Did you know that 50 percent of the insoluble materials in the sewer are paper towels from public restrooms, followed by 25 percent of baby wipes, and then a mixture of condoms, facial tissues, tampons, and other things?
Finally, after passing through the primary clarifiers, the wastewater continues the treatment process using aerotanks, new clarifiers and, in some cases, tertiary treatment plants, where it is decontaminated with chlorine and/or ultraviolet (UV) radiation.
Ultimately, in the most advanced wastewater treatment systems, we may have recycled water that can be used for agriculture or human consumption.
However, no sewer system is perfect. According to the World Health Organization (WHO), only 27% of the world’s population (about 1.9 billion people) use private sanitation facilities connected to sewers, from which wastewater is treated.
We’ve all made mistakes, and we can all change our daily habits. Even if it takes time. You just need to think twice before flushing the toilet.
Remember that by adopting a new behavior, you are reducing the amount of potentially harmful toxic substances and chemicals that interact with water and marine life.
When you flush these 20 items down the toilet, not only are you ruining your plumbing, you’re also polluting your local water supply.
Some of them are pretty obvious, but there are some that we think could be investigated but shouldn’t end up in the sewer system.

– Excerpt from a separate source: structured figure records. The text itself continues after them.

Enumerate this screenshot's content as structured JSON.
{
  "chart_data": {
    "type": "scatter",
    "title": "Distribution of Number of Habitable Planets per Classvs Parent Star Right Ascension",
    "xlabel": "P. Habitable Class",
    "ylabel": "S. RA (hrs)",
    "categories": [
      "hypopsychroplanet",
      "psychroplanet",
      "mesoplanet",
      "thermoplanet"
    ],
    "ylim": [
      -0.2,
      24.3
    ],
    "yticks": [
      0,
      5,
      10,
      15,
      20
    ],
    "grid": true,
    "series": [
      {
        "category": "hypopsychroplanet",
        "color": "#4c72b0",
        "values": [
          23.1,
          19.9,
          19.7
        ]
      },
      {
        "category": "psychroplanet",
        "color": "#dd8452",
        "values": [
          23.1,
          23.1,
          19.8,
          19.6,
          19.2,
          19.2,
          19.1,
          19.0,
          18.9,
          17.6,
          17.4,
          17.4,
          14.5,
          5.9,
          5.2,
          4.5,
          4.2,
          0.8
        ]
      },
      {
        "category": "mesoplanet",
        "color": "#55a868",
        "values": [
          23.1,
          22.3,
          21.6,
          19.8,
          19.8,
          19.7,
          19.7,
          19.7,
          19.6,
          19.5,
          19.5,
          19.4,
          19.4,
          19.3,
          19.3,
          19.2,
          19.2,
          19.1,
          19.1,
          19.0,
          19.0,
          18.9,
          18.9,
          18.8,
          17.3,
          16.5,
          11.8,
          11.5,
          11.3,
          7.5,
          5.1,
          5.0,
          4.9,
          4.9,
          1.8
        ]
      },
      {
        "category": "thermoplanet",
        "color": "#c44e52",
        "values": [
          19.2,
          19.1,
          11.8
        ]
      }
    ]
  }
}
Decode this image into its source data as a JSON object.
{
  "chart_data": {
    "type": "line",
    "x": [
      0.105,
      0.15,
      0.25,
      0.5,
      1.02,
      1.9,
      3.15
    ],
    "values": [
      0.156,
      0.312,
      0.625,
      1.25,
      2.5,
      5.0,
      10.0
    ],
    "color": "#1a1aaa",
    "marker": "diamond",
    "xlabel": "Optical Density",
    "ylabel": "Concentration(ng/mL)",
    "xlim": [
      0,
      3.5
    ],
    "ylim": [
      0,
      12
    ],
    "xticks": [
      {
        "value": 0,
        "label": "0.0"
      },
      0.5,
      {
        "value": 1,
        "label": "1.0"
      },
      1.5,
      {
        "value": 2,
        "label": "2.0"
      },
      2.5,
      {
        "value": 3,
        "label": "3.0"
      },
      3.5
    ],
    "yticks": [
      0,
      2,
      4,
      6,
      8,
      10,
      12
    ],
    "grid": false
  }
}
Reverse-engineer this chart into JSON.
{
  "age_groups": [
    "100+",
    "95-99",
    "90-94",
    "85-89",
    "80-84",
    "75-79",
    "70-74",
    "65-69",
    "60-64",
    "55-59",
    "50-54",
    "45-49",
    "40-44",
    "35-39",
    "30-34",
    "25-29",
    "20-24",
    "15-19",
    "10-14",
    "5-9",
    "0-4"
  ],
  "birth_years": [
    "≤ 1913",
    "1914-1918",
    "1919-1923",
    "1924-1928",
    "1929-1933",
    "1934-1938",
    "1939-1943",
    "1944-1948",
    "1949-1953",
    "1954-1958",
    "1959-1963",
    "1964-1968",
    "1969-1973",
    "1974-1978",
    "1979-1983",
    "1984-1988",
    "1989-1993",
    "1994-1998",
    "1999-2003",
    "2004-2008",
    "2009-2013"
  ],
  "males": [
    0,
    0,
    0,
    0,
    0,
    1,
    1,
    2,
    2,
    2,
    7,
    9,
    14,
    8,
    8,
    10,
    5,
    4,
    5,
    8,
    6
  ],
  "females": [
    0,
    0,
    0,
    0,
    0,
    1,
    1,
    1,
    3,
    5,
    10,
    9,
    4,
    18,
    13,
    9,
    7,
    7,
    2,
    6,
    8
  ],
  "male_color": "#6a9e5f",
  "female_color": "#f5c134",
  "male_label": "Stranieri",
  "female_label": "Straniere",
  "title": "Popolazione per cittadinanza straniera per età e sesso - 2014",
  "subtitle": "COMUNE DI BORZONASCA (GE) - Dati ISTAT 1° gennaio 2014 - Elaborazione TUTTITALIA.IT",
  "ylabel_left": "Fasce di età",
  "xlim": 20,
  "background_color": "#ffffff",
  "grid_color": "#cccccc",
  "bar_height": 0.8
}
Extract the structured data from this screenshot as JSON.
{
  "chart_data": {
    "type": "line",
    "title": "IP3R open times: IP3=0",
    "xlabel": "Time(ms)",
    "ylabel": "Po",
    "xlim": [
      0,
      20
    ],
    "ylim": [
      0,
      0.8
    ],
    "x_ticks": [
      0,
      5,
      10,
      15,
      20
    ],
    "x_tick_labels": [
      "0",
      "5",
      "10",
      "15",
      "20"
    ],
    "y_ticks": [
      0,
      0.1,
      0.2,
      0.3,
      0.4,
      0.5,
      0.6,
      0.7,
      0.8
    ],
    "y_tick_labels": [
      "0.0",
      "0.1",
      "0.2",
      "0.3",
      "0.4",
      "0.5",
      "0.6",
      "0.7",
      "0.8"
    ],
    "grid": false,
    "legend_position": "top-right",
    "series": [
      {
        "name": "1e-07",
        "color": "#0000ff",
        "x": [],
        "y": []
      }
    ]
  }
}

Teach your children to follow toilet rules. Do not flush the following items down the toilet:
- Paper towels
surprised? Don’t be. Yes, they look and feel like toilet paper, but they are not allowed in the toilet. Believe it or not, paper towels don’t have the same properties as toilet paper and don’t break down as easily in the drain.
- Cosmetic wipes
Wet wipes are one of the most difficult problems in modern sewerage systems. They are responsible for creating half of the world’s fat storage barriers, also known as body fat. Cosmetic wipes do not dissolve in water and have a very negative effect on the wastewater treatment process.
- Baby wipes
It is soft, delicate and gentle, but not biodegradable like toilet paper. And just because wet wipes are bad for kids doesn’t mean they won’t harm the environment. Baby wipes are non-biodegradable, so do not wash them.
Not only is it disgusting that they end up in public waterways, they are also not biodegradable. Latex causes serious sewage problems, so keep it a secret and throw it away.
Getting rid of feminine products has always been a problem for women. But this is also a problem with plumbing because it can quickly clog pipes. Roll up your tampons or sanitary pads and put them in a small sanitary bag, then throw them in the trash.
- Dental floss
Dental floss is usually made from Teflon or nylon. When washed, it mixes with wet wipes, paper towels, hair and other items, forming huge balls that clog pumps and drains.
- Contact lenses
Approximately 125 million people worldwide use contact lenses every day. As a result, the services are bombarded with billions of daily contacts every year. But few people know that throwing used lenses down the drain contributes to the creation of trillions of microplastics, which is one of the main environmental problems of our time.
- Cotton wool
They are small and flexible, clog drains and do not decompose quickly. Cotton swabs are the cause of many blockages in toilets.
Yes, there are still people who flush diapers down the toilet. And those who do this will clog the toilet in no time. To make matters worse, modern baby diapers are made from materials that expand on contact with water.